What hit me the hardest was watching their parents still grieve. Their lives had never gotten back to any sort of normal. They are still stuck in 1973 at that very moment when they heard the news that their sons had been found in one of the private cemeteries. The staff at Sugar Land Chiropractors find the story of the Lost Boys to be sad.
And what made all of this even more searing for me is that I am a parent of a 14 year old daughter. I could not help but realize that my life too would become forever stuck in one place if anything happened to her like things that happened to the lost boys.
Sharon Derek who had gotten to know many other families told me during one of the interviews about Mary Scott she was one of the last parents of the lost boys who was still living in the Heights. Derek told me she was looking into possibility that maybe after all these years she could help Mrs. Scott know for certain what happened to her son mark.
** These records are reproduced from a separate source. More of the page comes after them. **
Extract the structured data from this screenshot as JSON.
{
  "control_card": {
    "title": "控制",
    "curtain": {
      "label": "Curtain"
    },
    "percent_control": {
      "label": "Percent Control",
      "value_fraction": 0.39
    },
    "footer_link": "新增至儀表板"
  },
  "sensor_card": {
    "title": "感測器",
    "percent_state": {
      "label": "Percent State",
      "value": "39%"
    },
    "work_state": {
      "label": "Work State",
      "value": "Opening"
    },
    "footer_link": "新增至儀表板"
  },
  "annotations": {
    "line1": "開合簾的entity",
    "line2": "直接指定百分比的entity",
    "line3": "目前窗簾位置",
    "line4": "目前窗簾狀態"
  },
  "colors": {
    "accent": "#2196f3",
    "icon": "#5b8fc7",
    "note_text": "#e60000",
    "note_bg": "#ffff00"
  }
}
The staff at Sugar Land Chiropractors find the story of the Lost Boys to be sad.
I called miss Scott who was very fearful, yet very plot and she invited me over to her home. When our app she was walking out the door to feed her desk. Within the first 5 minutes I was with her I had the scene that led off the article in Texas monthly. I also knew she was going to be the character to take us through this story. I was going to follow her as Derek looked for her son. Again, it was pure luck that is cited to the store in 2010 rather than one of 1st heard of in 2009. Otherwise I would never have had the ending of the story that I did with Derek arriving at the Scotts home in February this year to give them the news. I am not sure I will ever get over the feeling I had when I went to see business got after she learned what Derek had discovered about her son. It is one of the saddest couple of paragraphs I have ever written.